I return the greeting. Both boys stand before me in their new “elf” pajamas, which we purchased on a bit of a whim last night when the boys “suddenly” remembered that they wanted elf costumes for Christmas. Mac is covered in green fleece. Atop his head is his elf hat, purchased a few years ago but still too big. Atop Sailor’s head, one of our Santa hats. But covering his face is his Darth Vader mask. “I am not Darth Vader,” he informs me. “I am an elf but I am allergic to reindeer.” This mask would help him breathe, apparently.
Earlier in the week Sailor’s friend Sophie D. comes to play. Her mom dropps her off and I drive both kids to school. Sophie is well behaved and Sailor is super-silly. They have a great time together. And I realize this may in fact be Sailor’s first drop-off play date. But I can’t be certain. So "second-child…" Over lunch I notice Sophie has a tattoo stuck to her arm. “It’s a spider,” Sailor says.
“Actually it’s a tarantula,” Sophie corrects. “Tarantulas can attack you,” she continues.
“How?” Sailor asks.
“I don’t know.” Then Sophie consoles, “But you only have a little bit of a chance of being attacked by a tarantula here because most tarantulas live is Texdis.”
“Where?” Sailor asks.
“Texdis?”
“Where?!”
“Austin, Tess-dis. TESS-DIKS! Say it, TESK-DIS!”
Sailor tries but has no idea what Sophie is really trying to tell him. I can’t help laughing at the exchange.
At school Sophie tells everyone that she had a play date with Sailor and that she got to walk to school with him, which I find funny because we drove. The most remarkable part to me is the unlikely pairing of their friendship. While Sailor just turned 4 in September, Sophie celebrated her 5th birthday a few weeks ago. Despite this, the two seem to really like one another. By coincidence, Sophie’s older sister is in Mac’s class.
I think Sailor has picked up on too much label reading of the foods we eat. At soccer on Tuesday I somewhat absentmindedly pick up his gym shoe and look at the size tag inside while I wait for him to put on his soccer uniform. “Is it good for me, mom? Is it ok for me to wear?” he asks.
We rush out of French on Wednesday to do noon hour activities for Mac’s class again this week. I set Sailor at Mac’s desk to eat part of his lunch and then I get busy prepping for the kids. They arrive like bulldozers and within moments I realize that my project is horribly inadequate to fill 20 minutes. Luckily I have brought a Christmas stocking maze for each child to work through, a word find puzzle with this week’s spelling words, which I made myself, and the remaining wooden ornaments from last week’s project. Midway through the activities I look up and see Sailor, still sitting at Mac’s desk. He has been so quiet and well-behaved I forgot momentarily that he is here with me. Mac does not join us for this activity and I wonder at the intelligence of working my butt of to do a project for my son’s class so I can be with him only to have him not show up. I am not truly offended, though.

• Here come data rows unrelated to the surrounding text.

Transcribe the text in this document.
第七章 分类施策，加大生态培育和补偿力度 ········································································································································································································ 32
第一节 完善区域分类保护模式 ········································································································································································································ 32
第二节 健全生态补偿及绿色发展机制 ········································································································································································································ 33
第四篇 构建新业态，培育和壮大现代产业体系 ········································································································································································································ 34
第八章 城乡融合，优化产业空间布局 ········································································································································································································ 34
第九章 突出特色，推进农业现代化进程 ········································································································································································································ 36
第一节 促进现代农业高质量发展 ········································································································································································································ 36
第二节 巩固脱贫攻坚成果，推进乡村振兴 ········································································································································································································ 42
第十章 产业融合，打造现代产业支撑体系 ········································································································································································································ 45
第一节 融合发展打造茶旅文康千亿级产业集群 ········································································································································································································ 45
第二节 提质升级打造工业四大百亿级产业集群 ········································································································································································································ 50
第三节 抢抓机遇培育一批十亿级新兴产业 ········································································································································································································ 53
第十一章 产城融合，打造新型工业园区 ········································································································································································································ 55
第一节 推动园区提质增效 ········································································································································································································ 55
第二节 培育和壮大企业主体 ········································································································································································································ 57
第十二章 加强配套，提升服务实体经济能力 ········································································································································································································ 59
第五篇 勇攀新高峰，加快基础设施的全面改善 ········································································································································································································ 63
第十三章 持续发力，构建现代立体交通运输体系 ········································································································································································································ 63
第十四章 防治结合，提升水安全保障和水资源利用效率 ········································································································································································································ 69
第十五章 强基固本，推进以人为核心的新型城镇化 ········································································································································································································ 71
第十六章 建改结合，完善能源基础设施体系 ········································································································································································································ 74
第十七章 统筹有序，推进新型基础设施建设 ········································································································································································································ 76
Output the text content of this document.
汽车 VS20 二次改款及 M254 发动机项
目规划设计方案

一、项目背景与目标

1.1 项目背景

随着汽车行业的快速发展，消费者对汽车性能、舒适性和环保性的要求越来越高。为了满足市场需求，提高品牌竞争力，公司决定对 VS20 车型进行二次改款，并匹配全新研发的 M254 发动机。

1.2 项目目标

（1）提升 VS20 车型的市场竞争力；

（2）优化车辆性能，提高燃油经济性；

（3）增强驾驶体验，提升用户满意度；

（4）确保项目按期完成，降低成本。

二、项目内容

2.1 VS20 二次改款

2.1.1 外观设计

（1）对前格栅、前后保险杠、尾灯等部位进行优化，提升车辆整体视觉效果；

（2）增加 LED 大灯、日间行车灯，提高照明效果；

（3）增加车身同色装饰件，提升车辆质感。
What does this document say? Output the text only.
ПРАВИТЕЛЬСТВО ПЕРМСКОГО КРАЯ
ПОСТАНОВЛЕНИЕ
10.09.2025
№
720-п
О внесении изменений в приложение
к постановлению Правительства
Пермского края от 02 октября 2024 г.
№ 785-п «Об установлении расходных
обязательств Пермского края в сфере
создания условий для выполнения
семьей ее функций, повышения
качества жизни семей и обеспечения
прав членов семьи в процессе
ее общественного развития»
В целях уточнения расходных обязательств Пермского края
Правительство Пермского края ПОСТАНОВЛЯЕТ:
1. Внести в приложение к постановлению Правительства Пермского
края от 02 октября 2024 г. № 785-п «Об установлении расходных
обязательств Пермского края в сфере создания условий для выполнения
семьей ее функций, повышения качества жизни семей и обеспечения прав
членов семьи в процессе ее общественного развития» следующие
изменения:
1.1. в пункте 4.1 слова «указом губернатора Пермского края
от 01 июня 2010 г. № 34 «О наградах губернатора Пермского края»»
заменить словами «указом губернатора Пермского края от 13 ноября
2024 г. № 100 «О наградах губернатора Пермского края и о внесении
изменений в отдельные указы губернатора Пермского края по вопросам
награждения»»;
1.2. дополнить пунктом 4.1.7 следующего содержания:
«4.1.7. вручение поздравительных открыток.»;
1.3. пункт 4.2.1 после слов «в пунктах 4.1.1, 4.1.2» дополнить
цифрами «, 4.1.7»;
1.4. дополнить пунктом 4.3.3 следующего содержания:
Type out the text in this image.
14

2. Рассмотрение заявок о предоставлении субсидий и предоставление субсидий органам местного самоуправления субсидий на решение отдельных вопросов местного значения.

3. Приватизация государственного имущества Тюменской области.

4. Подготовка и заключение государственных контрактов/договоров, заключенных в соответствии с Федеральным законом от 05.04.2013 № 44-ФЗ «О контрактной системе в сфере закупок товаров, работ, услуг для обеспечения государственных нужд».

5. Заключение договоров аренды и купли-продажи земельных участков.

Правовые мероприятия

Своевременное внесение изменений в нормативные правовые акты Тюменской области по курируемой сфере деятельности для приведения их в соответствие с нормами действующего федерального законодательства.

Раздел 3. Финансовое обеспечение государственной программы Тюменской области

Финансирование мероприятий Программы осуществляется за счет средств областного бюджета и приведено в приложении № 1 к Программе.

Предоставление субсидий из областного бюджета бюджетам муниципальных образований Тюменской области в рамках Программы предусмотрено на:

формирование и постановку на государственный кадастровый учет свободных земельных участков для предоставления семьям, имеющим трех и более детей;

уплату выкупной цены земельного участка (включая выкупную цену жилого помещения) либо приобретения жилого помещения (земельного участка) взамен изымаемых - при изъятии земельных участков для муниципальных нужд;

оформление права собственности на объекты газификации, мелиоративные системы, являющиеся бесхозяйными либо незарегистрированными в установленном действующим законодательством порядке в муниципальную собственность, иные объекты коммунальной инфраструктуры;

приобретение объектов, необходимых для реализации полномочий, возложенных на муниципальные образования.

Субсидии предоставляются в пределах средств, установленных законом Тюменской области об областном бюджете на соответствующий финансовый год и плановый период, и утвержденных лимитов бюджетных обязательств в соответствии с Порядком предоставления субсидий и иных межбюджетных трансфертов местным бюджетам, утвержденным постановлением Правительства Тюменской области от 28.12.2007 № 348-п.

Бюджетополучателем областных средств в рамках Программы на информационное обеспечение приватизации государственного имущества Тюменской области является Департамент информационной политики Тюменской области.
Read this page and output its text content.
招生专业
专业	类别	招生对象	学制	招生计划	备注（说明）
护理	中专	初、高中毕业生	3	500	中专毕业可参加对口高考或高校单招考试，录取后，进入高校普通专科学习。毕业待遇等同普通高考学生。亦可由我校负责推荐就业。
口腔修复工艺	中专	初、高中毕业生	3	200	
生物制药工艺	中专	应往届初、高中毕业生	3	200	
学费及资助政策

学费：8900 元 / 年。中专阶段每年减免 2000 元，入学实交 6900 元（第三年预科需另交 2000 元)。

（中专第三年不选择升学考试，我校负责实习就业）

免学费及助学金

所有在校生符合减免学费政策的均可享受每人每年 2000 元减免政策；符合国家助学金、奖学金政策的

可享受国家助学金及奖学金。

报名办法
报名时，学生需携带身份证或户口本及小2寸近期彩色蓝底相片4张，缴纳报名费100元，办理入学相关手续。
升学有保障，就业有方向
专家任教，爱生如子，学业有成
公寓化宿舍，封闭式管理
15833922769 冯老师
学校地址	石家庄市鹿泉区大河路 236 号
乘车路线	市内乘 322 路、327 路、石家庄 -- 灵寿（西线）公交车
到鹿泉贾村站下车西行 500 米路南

On Friday after school Mac tells me that despite the intense difficulty of this week’s spelling list, he spelled 11 out of 12 words correctly. I am SO excited for him! We studied hard! I made the word find and a crossword puzzle and drilled him to learn to spell circle not cercol and pencil not pencele and cell not cele. Really, I don’t know where the teacher is getting these words but they are much too difficult and too seemingly random for children who don’t know all the rules of our crazy language.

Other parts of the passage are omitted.